Aber mittlerweile war er es wirklich leid, diese Diskussionen zu führen. Dabei wußte er natürlich ebenso wenig wie die anderen, wie es nun weitergehen würde. Er versuchte aber auch nicht, so zu tun, als ob er es wissen würde. Und das war das Entscheidende! Denn der gemeinsame Fehler bei allen Versuchen, das Börsengeschehen derart modellhaft zu erfassen, war im Grunde genommen sehr einfach zu finden. Und er lautete: Es ist schlichtweg unmöglich, die Aktienmarktentwicklung vorauszusagen. Denn würde sie nach mathematischer Gesetzmäßigkeit ablaufen, dann gäbe es keine Entscheidungsfreiheit der Menschen. Gibt es diese aber, und davon wollen wir doch hoffentlich ausgehen, dann läßt sich nichts mehr berechnen.
Und während ihm das durch die ständige Auseinandersetzung immer klarer und immer klarer geworden war, konnte er plötzlich alles in den folgenden sehr einfachen Worten zusammenfassen: Zu einer Antwort, die es nicht gibt, kann man auch keine Frage stellen. Selbst wenn wir alles versuchen würden, merken wir, daß das entscheidende Problem dadurch nicht gelöst ist. Freilich bleibt dann keine Frage mehr; und eben dies ist die Antwort. Wovon man nicht sprechen kann, darüber muß man schweigen.
Aber wer kann heute überhaupt noch schweigen, überlegte er sich daraufhin. Und ihm fiel niemand ein. Andererseits wußte er aber auch: Es gibt allerdings Unaussprechliches. Dies zeigt sich, es ist das Mystische.

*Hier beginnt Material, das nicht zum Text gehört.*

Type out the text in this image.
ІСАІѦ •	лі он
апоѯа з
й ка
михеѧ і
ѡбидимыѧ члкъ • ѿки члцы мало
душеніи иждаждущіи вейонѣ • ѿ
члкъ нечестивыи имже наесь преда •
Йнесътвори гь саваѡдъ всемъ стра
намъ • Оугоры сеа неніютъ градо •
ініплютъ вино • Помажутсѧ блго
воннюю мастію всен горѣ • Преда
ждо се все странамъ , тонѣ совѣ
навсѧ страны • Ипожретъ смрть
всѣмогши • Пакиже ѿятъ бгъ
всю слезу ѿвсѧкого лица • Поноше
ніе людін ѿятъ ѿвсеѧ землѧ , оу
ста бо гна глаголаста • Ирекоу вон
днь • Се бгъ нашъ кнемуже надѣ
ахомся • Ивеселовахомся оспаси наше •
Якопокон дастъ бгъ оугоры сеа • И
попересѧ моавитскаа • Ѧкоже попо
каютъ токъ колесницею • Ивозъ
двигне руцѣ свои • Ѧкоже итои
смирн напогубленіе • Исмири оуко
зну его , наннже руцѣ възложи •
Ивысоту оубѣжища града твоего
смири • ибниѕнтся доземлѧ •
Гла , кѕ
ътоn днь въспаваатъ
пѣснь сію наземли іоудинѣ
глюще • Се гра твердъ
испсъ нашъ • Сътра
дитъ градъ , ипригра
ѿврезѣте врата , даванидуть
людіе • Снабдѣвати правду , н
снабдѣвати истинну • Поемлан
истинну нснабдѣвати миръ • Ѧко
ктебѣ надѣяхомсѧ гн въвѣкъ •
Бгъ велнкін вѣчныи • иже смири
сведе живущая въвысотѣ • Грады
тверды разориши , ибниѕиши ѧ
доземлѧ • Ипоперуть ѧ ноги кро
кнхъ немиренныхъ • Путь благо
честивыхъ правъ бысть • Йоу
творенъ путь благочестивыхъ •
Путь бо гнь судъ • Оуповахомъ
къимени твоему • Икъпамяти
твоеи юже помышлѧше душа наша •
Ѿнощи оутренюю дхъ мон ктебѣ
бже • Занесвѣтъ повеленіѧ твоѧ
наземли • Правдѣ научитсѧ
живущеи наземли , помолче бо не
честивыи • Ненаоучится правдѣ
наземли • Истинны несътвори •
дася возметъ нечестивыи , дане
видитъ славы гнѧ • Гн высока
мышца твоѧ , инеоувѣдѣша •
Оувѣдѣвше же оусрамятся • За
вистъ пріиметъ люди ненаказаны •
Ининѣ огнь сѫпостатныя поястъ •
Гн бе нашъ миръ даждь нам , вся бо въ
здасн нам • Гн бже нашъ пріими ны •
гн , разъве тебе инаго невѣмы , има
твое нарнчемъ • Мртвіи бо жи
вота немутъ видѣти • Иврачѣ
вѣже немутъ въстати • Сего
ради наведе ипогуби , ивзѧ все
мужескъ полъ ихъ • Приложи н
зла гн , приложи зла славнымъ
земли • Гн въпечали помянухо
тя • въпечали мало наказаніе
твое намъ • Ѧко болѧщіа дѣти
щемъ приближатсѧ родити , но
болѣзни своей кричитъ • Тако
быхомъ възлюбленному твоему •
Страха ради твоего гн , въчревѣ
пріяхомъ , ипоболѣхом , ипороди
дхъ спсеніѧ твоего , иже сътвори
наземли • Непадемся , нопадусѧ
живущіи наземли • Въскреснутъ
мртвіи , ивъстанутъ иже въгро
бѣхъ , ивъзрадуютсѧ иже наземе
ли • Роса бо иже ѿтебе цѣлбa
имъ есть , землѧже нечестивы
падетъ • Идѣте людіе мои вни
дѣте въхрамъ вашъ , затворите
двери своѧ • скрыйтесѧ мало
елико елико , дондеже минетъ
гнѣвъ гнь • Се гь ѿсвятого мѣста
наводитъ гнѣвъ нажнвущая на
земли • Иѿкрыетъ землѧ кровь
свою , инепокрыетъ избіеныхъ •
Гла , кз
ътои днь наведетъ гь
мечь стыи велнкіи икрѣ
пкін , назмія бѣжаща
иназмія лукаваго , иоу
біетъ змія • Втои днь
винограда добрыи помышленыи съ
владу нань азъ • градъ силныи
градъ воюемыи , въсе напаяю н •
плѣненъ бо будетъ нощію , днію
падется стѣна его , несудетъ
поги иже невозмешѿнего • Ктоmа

Bernd Niquet: Die Generation X am Neuen Markt
Börsenbuch-Verlag, Kulmbach, 1998
gruß
proxi
"Koan" ist ein Begriff aus der buddhistischen Lehre und bezeichnet eine Interaktion zwischen Meister und Schüler, bei der der Meister versucht, dem Schüler durch den Sprung auf eine andere Bedeutungsebene einen Erkenntnisgewinn zu verschaffen und etwas mit anderen Augen sehen zu können. Wofür die Buddhisten dann auch das schöne Wort "Erleuchtung" verwenden.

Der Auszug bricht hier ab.